Token generation speed is critical to power the next wave of AI inference applications. GPUs significantly underperform during token generation due to synchronization overheads at kernel boundaries, utilizing only 21% of their peak memory bandwidth. While recent dataflow architectures mitigate these overheads by enabling aggressive fusion of decoder layers into a single kernel, they too leave performance on the table due to synchronization penalties at layer boundaries. This paper presents kernel looping, a specialized global optimization technique which exploits an optimization opportunity brought by combining the unique layer-level fusion possible in modern dataflow architectures with the repeated layer structure found in language models. Kernel looping eliminates synchronization costs between consecutive calls to the same kernel by transforming these calls into a single call to a modified kernel containing a pipelined outer loop. We evaluate kernel looping on the SambaNova SN40L Reconfigurable Dataflow Unit (RDU), a commercial dataflow accelerator for AI. Experiments demonstrate that kernel looping speeds up the decode phase of a wide array of powerful open-source models by up to 2.2 on SN40L. Kernel looping allows scaling of decode performance over multiple SN40L sockets, achieving speedups of up to 2.5. Finally, kernel looping enables SN40L to achieve over 90% of peak performance on 8 and 16 sockets and achieve a speedup of up to 3.7 over DGX H100. Kernel looping, as well as the models evaluated in this paper, are deployed in production in a commercial AI inference cloud.

Paper Structure

This paper contains 13 sections, 3 equations, 13 figures, 3 tables.

Figures (13)

  • Figure 1: Token generation performance of Llama3.1-8B on DGX H100 and SN40L. Synchronization overheads at kernel call boundaries in DGX H100 inhibit utilizing HBM bandwidth efficiently. Kernel looping (two orange bars to the right) mitigates these overheads on SN40L, and have been deployed in production.

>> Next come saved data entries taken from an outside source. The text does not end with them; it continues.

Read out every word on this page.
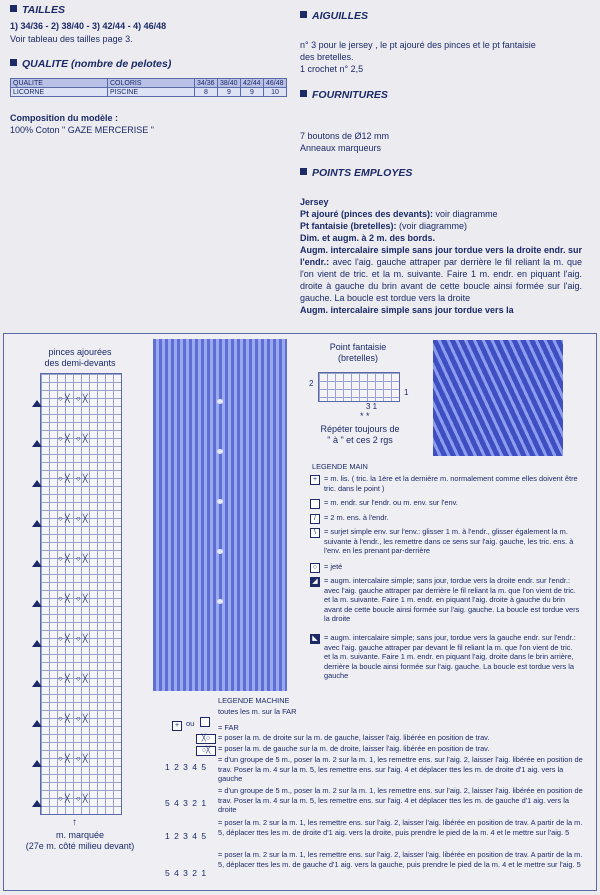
TAILLES
1) 34/36 - 2) 38/40 - 3) 42/44 - 4) 46/48
Voir tableau des tailles page 3.
QUALITE (nombre de pelotes)
QUALITE	COLORIS	34/36	38/40	42/44	46/48
LICORNE	PISCINE	8	9	9	10
Composition du modèle :
100% Coton " GAZE MERCERISE "
AIGUILLES
n° 3 pour le jersey , le pt ajouré des pinces et le pt fantaisie
des bretelles.
1 crochet n° 2,5
FOURNITURES
7 boutons de Ø12 mm
Anneaux marqueurs
POINTS EMPLOYES
Jersey
Pt ajouré (pinces des devants): voir diagramme
Pt fantaisie (bretelles): (voir diagramme)
Dim. et augm. à 2 m. des bords.
Augm. intercalaire simple sans jour tordue vers la droite endr. sur l'endr.: avec l'aig. gauche attraper par derrière le fil reliant la m. que l'on vient de tric. et la m. suivante. Faire 1 m. endr. en piquant l'aig. droite à gauche du brin avant de cette boucle ainsi formée sur l'aig. gauche. La boucle est tordue vers la droite
Augm. intercalaire simple sans jour tordue vers la
pinces ajourées
des demi-devants
○╳ ○╳
○╳ ○╳
○╳ ○╳
○╳ ○╳
○╳ ○╳
○╳ ○╳
○╳ ○╳
○╳ ○╳
○╳ ○╳
○╳ ○╳
○╳ ○╳
↑
m. marquée
(27e m. côté milieu devant)
Point fantaisie
(bretelles)
2
1
3 1
* *
Répéter toujours de
" à " et ces 2 rgs
LEGENDE MAIN
+ = m. lis. ( tric. la 1ère et la dernière m. normalement comme elles doivent être tric. dans le point )
= m. endr. sur l'endr. ou m. env. sur l'env.
/	= 2 m. ens. à l'endr.
\	= surjet simple env. sur l'env.: glisser 1 m. à l'endr., glisser également la m. suivante à l'endr., les remettre dans ce sens sur l'aig. gauche, les tric. ens. à l'env. en les prenant par-derrière
○ = jeté
◢ = augm. intercalaire simple; sans jour, tordue vers la droite endr. sur l'endr.: avec l'aig. gauche attraper par derrière le fil reliant la m. que l'on vient de tric. et la m. suivante. Faire 1 m. endr. en piquant l'aig. droite à gauche du brin avant de cette boucle ainsi formée sur l'aig. gauche. La boucle est tordue vers la droite
◣ = augm. intercalaire simple; sans jour, tordue vers la gauche endr. sur l'endr.: avec l'aig. gauche attraper par devant le fil reliant la m. que l'on vient de tric. et la m. suivante. Faire 1 m. endr. en piquant l'aig. droite dans le brin arrière, derrière la boucle ainsi formée sur l'aig. gauche. La boucle est tordue vers la gauche
LEGENDE MACHINE
toutes les m. sur la FAR
+ ou	= FAR
╳○	= poser la m. de droite sur la m. de gauche, laisser l'aig. libérée en position de trav.
○╳	= poser la m. de gauche sur la m. de droite, laisser l'aig. libérée en position de trav.
1 2 3 4 5
= d'un groupe de 5 m., poser la m. 2 sur la m. 1, les remettre ens. sur l'aig. 2, laisser l'aig. libérée en position de trav. Poser la m. 4 sur la m. 5, les remettre ens. sur l'aig. 4 et déplacer ttes les m. de droite d'1 aig. vers la gauche
5 4 3 2 1
= d'un groupe de 5 m., poser la m. 2 sur la m. 1, les remettre ens. sur l'aig. 2, laisser l'aig. libérée en position de trav. Poser la m. 4 sur la m. 5, les remettre ens. sur l'aig. 4 et déplacer ttes les m. de gauche d'1 aig. vers la droite
1 2 3 4 5
= poser la m. 2 sur la m. 1, les remettre ens. sur l'aig. 2, laisser l'aig. libérée en position de trav. A partir de la m. 5, déplacer ttes les m. de droite d'1 aig. vers la droite, puis prendre le pied de la m. 4 et le mettre sur l'aig. 5
5 4 3 2 1
= poser la m. 2 sur la m. 1, les remettre ens. sur l'aig. 2, laisser l'aig. libérée en position de trav. A partir de la m. 5, déplacer ttes les m. de gauche d'1 aig. vers la gauche, puis prendre le pied de la m. 4 et le mettre sur l'aig. 5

  • Figure 2: Llama3.1-8B with 32 decoder layers, and the operators within one decoder layer. Labels $K1$ -- $K10$ (green) are kernel calls on the DGX H100, obtained by profiling the execution of Llama3.1-8B using TensorRT-LLM tensorrt-llm with the NVIDIA Nsight profiler nsight-systems. Label $K0$ (orange) corresponds to one kernel call on SN40L for the entire decoder layer. Collective communication operations like allreduce do not execute asynchronously with other operators on the DGX H100. On SN40L, allreduce is pipelined and overlapped with other operators.

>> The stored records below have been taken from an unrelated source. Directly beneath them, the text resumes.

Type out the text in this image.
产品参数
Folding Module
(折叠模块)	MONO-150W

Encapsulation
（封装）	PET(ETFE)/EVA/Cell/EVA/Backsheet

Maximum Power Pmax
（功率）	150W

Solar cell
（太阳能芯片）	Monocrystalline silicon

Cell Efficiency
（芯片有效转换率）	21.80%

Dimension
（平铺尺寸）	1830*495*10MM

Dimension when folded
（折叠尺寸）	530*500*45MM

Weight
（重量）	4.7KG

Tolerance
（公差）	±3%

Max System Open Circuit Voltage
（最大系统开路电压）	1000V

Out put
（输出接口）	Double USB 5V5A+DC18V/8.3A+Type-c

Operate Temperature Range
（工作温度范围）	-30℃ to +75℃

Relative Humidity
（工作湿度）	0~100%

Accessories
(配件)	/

  • Figure 3: Pseudocode showing kernel call schedule to generate one output token on (i) DGX H100 with TensorRT-LLM tensorrt-llm, (ii) SN40L-8 with layer fusion, and (iii) this work. On DGX H100, a single output token requires 323 kernel calls, while SN40L-8 needs 35 kernel calls. In this work, we reduce the number of kernel calls per output token on SN40L to 4.

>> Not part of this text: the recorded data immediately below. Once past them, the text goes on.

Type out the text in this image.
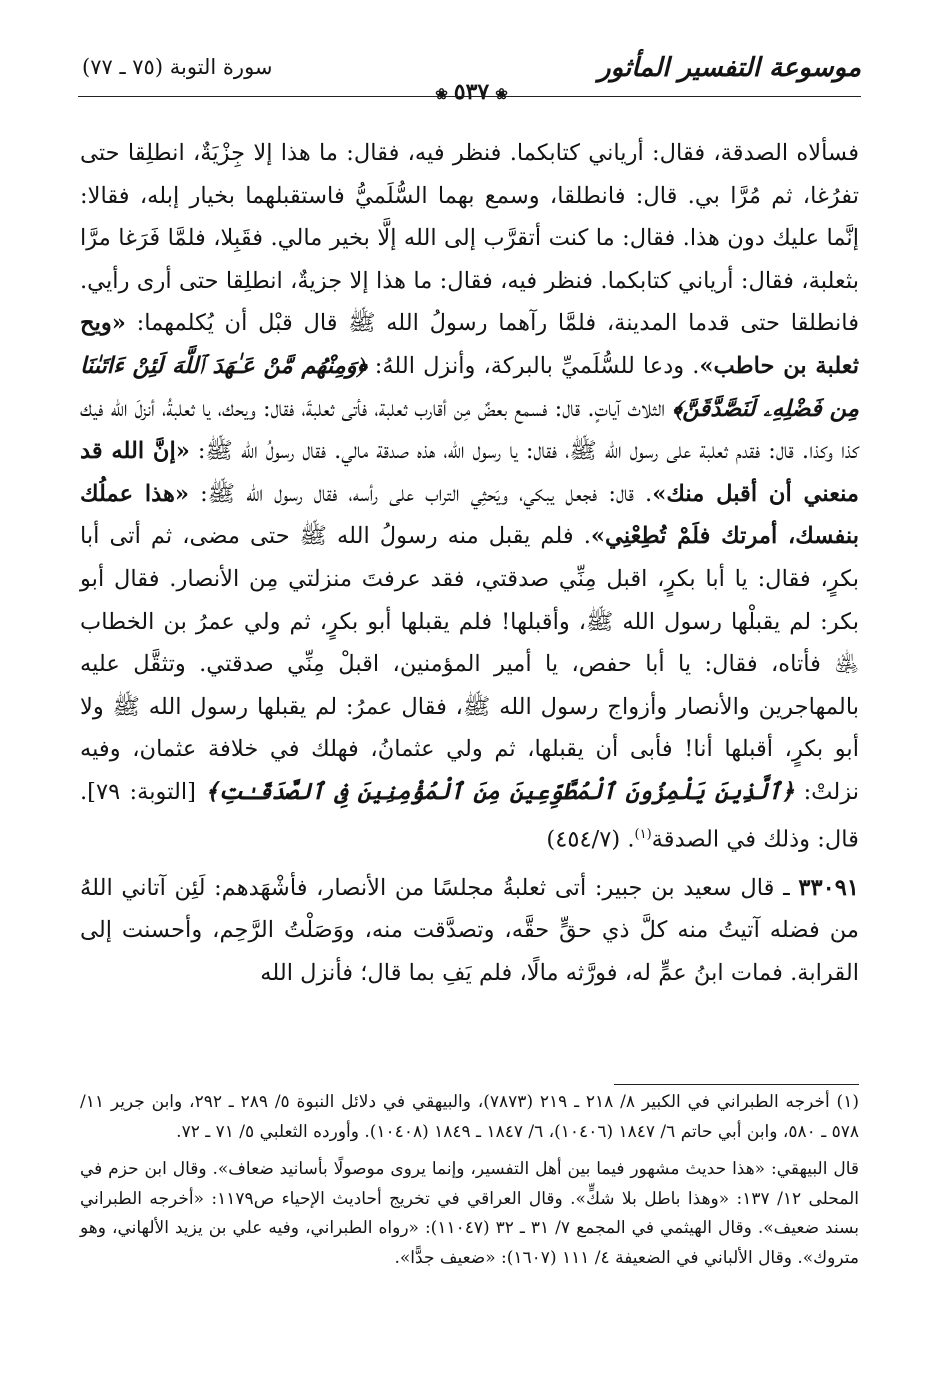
سورة التوبة (٧٥ ـ ٧٧)
❀ ٥٣٧ ❀
موسوعة التفسير المأثور

فسألاه الصدقة، فقال: أرياني كتابكما. فنظر فيه، فقال: ما هذا إلا جِزْيَةٌ، انطلِقا حتى تفرُغا، ثم مُرَّا بي. قال: فانطلقا، وسمع بهما السُّلَميُّ فاستقبلهما بخيار إبله، فقالا: إنَّما عليك دون هذا. فقال: ما كنت أتقرَّب إلى الله إلَّا بخير مالي. فقَبِلا، فلمَّا فَرَغا مرَّا بثعلبة، فقال: أرياني كتابكما. فنظر فيه، فقال: ما هذا إلا جزيةٌ، انطلِقا حتى أرى رأيي. فانطلقا حتى قدما المدينة، فلمَّا رآهما رسولُ الله ﷺ قال قبْل أن يُكلمهما: «ويح ثعلبة بن حاطب». ودعا للسُّلَميِّ بالبركة، وأنزل اللهُ: ﴿وَمِنْهُم مَّنْ عَـٰهَدَ ٱللَّهَ لَئِنْ ءَاتَىٰنَا مِن فَضْلِهِۦ لَنَصَّدَّقَنَّ﴾ الثلاث آياتٍ. قال: فسمع بعضٌ مِن أقارب ثعلبة، فأتى ثعلبةَ، فقال: ويحك، يا ثعلبةُ، أنزلَ الله فيك كذا وكذا. قال: فقدم ثعلبة على رسول الله ﷺ، فقال: يا رسول الله، هذه صدقة مالي. فقال رسولُ الله ﷺ: «إنَّ الله قد منعني أن أقبل منك». قال: فجعل يبكي، ويَحثِي التراب على رأسه، فقال رسول الله ﷺ: «هذا عملُك بنفسك، أمرتك فلَمْ تُطِعْنِي». فلم يقبل منه رسولُ الله ﷺ حتى مضى، ثم أتى أبا بكرٍ، فقال: يا أبا بكرٍ، اقبل مِنِّي صدقتي، فقد عرفتَ منزلتي مِن الأنصار. فقال أبو بكر: لم يقبلْها رسول الله ﷺ، وأقبلها! فلم يقبلها أبو بكرٍ، ثم ولي عمرُ بن الخطاب ﵁ فأتاه، فقال: يا أبا حفص، يا أمير المؤمنين، اقبلْ مِنِّي صدقتي. وتثقَّل عليه بالمهاجرين والأنصار وأزواج رسول الله ﷺ، فقال عمرُ: لم يقبلها رسول الله ﷺ ولا أبو بكرٍ، أقبلها أنا! فأبى أن يقبلها، ثم ولي عثمانُ، فهلك في خلافة عثمان، وفيه نزلتْ: ﴿ٱلَّذِينَ يَلْمِزُونَ ٱلْمُطَّوِّعِينَ مِنَ ٱلْمُؤْمِنِينَ فِى ٱلصَّدَقَـٰتِ﴾ [التوبة: ٧٩]. قال: وذلك في الصدقة$^{(١)}$. (٤٥٤/٧)

٣٣٠٩١ ـ قال سعيد بن جبير: أتى ثعلبةُ مجلسًا من الأنصار، فأشْهَدهم: لَئِن آتاني اللهُ من فضله آتيتُ منه كلَّ ذي حقٍّ حقَّه، وتصدَّقت منه، ووَصَلْتُ الرَّحِم، وأحسنت إلى القرابة. فمات ابنُ عمٍّ له، فورَّثه مالًا، فلم يَفِ بما قال؛ فأنزل الله

(١) أخرجه الطبراني في الكبير ٨/ ٢١٨ ـ ٢١٩ (٧٨٧٣)، والبيهقي في دلائل النبوة ٥/ ٢٨٩ ـ ٢٩٢، وابن جرير ١١/ ٥٧٨ ـ ٥٨٠، وابن أبي حاتم ٦/ ١٨٤٧ (١٠٤٠٦)، ٦/ ١٨٤٧ ـ ١٨٤٩ (١٠٤٠٨). وأورده الثعلبي ٥/ ٧١ ـ ٧٢.

قال البيهقي: «هذا حديث مشهور فيما بين أهل التفسير، وإنما يروى موصولًا بأسانيد ضعاف». وقال ابن حزم في المحلى ١٢/ ١٣٧: «وهذا باطل بلا شكٍّ». وقال العراقي في تخريج أحاديث الإحياء ص١١٧٩: «أخرجه الطبراني بسند ضعيف». وقال الهيثمي في المجمع ٧/ ٣١ ـ ٣٢ (١١٠٤٧): «رواه الطبراني، وفيه علي بن يزيد الألهاني، وهو متروك». وقال الألباني في الضعيفة ٤/ ١١١ (١٦٠٧): «ضعيف جدًّا».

  • Figure 4: Time-per-Output-Token (TPOT) breakdown for Llama3.1-8B on 2, 4, and 8 H100s. GEMMs scale better than other operators (although not ideally). Allreduce and other operators demonstrate poor scaling, thus accounting for a larger fraction of the overall token generation time.
  • Figure 5: Time-per-Output-Token (TPOT) breakdown for Llama3.1-8B on SN40L-8. Synchronization overheads washes out the performance upside with a single kernel decoder. This paper significantly reduces synchronization overheads to give close to peak TPOT.